The implications of these sea level rises are firstly, coastal erosion will increase as more areas become exposed to wave attack; and secondly, some major flood defences will need significant upgrading, particularly as tidal surges are likely to increase in frequency and intensity. It should be remembered that the 1953 North Sea tidal surge killed 307 people and inundated large parts of Lincolnshire, Cambridgeshire, Norfolk and Suffolk up to 30 miles inland, causing massive damage to property, infrastructure and the economy. The flood defences that will need upgrading include both sea walls in coastal towns and very substantial flood defence structures such as those that protect the fens from flooding.
Whilst painful cuts in the short term are clearly necessary if the economy is not to be crippled with debt, it is really important that we plan now for the medium and long term. We cannot simply put off the issue of sea defence in the way that the previous Labour government did, any more than we can put off building new power stations if we are to keep the lights on. There are likely to be major economic consequences to not significantly increasing spending on sea defence, as was illustrated by a recent Lloyds report calling for a substantial increase in UK spending on flood defence by 2035 to avoid 'disaster'.

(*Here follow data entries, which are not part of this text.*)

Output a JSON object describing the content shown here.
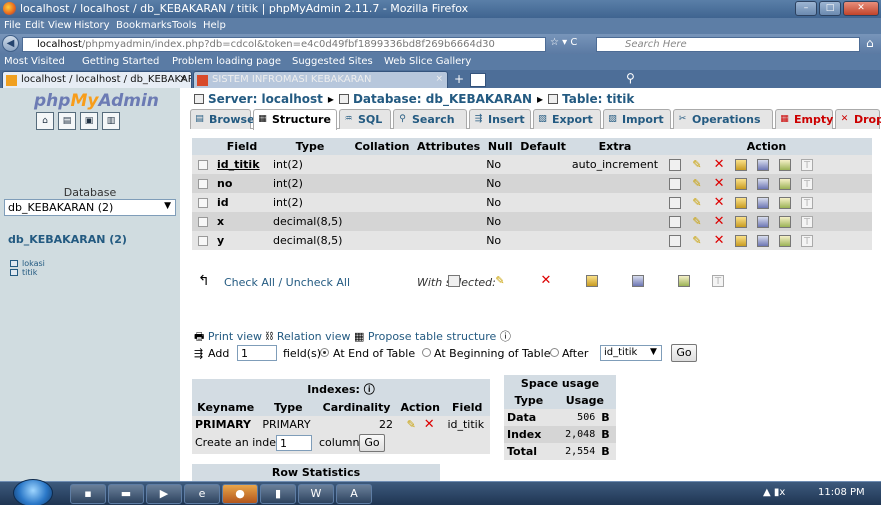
{
  "window": {
    "title": "localhost / localhost / db_KEBAKARAN / titik | phpMyAdmin 2.11.7 - Mozilla Firefox",
    "minimize": "–",
    "maximize": "□",
    "close": "✕"
  },
  "menu": [
    "File",
    "Edit",
    "View",
    "History",
    "Bookmarks",
    "Tools",
    "Help"
  ],
  "nav": {
    "url_host": "localhost",
    "url_path": "/phpmyadmin/index.php?db=cdcol&token=e4c0d49fbf1899336bd8f269b6664d30",
    "search_placeholder": "Search Here"
  },
  "bookmarks": [
    "Most Visited",
    "Getting Started",
    "Problem loading page",
    "Suggested Sites",
    "Web Slice Gallery"
  ],
  "browser_tabs": [
    {
      "label": "localhost / localhost / db_KEBAKARA...",
      "close": "×",
      "active": true
    },
    {
      "label": "SISTEM INFROMASI KEBAKARAN",
      "close": "×",
      "active": false
    }
  ],
  "sidebar": {
    "logo_php": "php",
    "logo_my": "My",
    "logo_admin": "Admin",
    "db_header": "Database",
    "db_selected": "db_KEBAKARAN (2)",
    "db_link": "db_KEBAKARAN (2)",
    "tables": [
      "lokasi",
      "titik"
    ]
  },
  "breadcrumb": {
    "server": "Server: localhost",
    "database": "Database: db_KEBAKARAN",
    "table": "Table: titik",
    "sep": "▸"
  },
  "tabs": [
    "Browse",
    "Structure",
    "SQL",
    "Search",
    "Insert",
    "Export",
    "Import",
    "Operations",
    "Empty",
    "Drop"
  ],
  "structure": {
    "columns": [
      "Field",
      "Type",
      "Collation",
      "Attributes",
      "Null",
      "Default",
      "Extra",
      "Action"
    ],
    "rows": [
      {
        "field": "id_titik",
        "type": "int(2)",
        "collation": "",
        "attributes": "",
        "null": "No",
        "default": "",
        "extra": "auto_increment"
      },
      {
        "field": "no",
        "type": "int(2)",
        "collation": "",
        "attributes": "",
        "null": "No",
        "default": "",
        "extra": ""
      },
      {
        "field": "id",
        "type": "int(2)",
        "collation": "",
        "attributes": "",
        "null": "No",
        "default": "",
        "extra": ""
      },
      {
        "field": "x",
        "type": "decimal(8,5)",
        "collation": "",
        "attributes": "",
        "null": "No",
        "default": "",
        "extra": ""
      },
      {
        "field": "y",
        "type": "decimal(8,5)",
        "collation": "",
        "attributes": "",
        "null": "No",
        "default": "",
        "extra": ""
      }
    ],
    "check_all": "Check All / Uncheck All",
    "with_selected": "With selected:"
  },
  "links": {
    "print_view": "Print view",
    "relation_view": "Relation view",
    "propose": "Propose table structure"
  },
  "add_field": {
    "label": "Add",
    "count": "1",
    "fields_text": "field(s)",
    "end": "At End of Table",
    "beginning": "At Beginning of Table",
    "after": "After",
    "after_value": "id_titik",
    "go": "Go"
  },
  "indexes": {
    "title": "Indexes:",
    "columns": [
      "Keyname",
      "Type",
      "Cardinality",
      "Action",
      "Field"
    ],
    "rows": [
      {
        "keyname": "PRIMARY",
        "type": "PRIMARY",
        "cardinality": "22",
        "field": "id_titik"
      }
    ],
    "create_label": "Create an index on",
    "create_count": "1",
    "columns_label": "columns",
    "go": "Go"
  },
  "space": {
    "title": "Space usage",
    "type_header": "Type",
    "usage_header": "Usage",
    "rows": [
      {
        "type": "Data",
        "value": "506",
        "unit": "B"
      },
      {
        "type": "Index",
        "value": "2,048",
        "unit": "B"
      },
      {
        "type": "Total",
        "value": "2,554",
        "unit": "B"
      }
    ]
  },
  "row_statistics": "Row Statistics",
  "taskbar": {
    "time": "11:08 PM"
  }
}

I am therefore suggesting that we set an aspirational target of the percentage of public spending on sea defence that is needed in the medium term. To set that figure we need to undertake a sea defence review, similar to the military defence review, which would set out what we actually need to do in terms of reasonable protection against coastal flooding and erosion and how much it will cost.
Unfortunately, the previous Labour government did not do this. They appear to have set the budget, then looked at what needed doing. There was no overall strategy, just an ad hoc approach to repairing some sea defences and abandoning others on grounds of cost. What is now needed is a sea defence review conducted every 5-10 years or so (the Netherlands review every five years), that sets out what we reasonably need to do to protect coastal communities and inland areas threatened by coastal flooding. Some of that data is already there. For example two years ago the Environment Agency concluded that £150 million was needed to defend a few miles of the North Suffolk/East Norfolk coast against flooding. However, it didn’t happen because there was no overall strategy, simply an ad hoc approach to spending a budget.
My best guess is that the aspirational target we need to set is going to be at least 0.5% of public spending – and may well be more. This is similar to the 0.7% target that we are committed to spending on overseas aid in the medium term. However, if we do not plan now to spend significantly more on sea defence in the near future, by which I mean by the end of this parliament, then we will be heaping up major problems for the longer term and leaving ourselves politically vulnerable in the event of a major coastal flooding event such as the 1953 North Sea tidal surge, which we came extraordinarily close to having a repeat of in November 2007.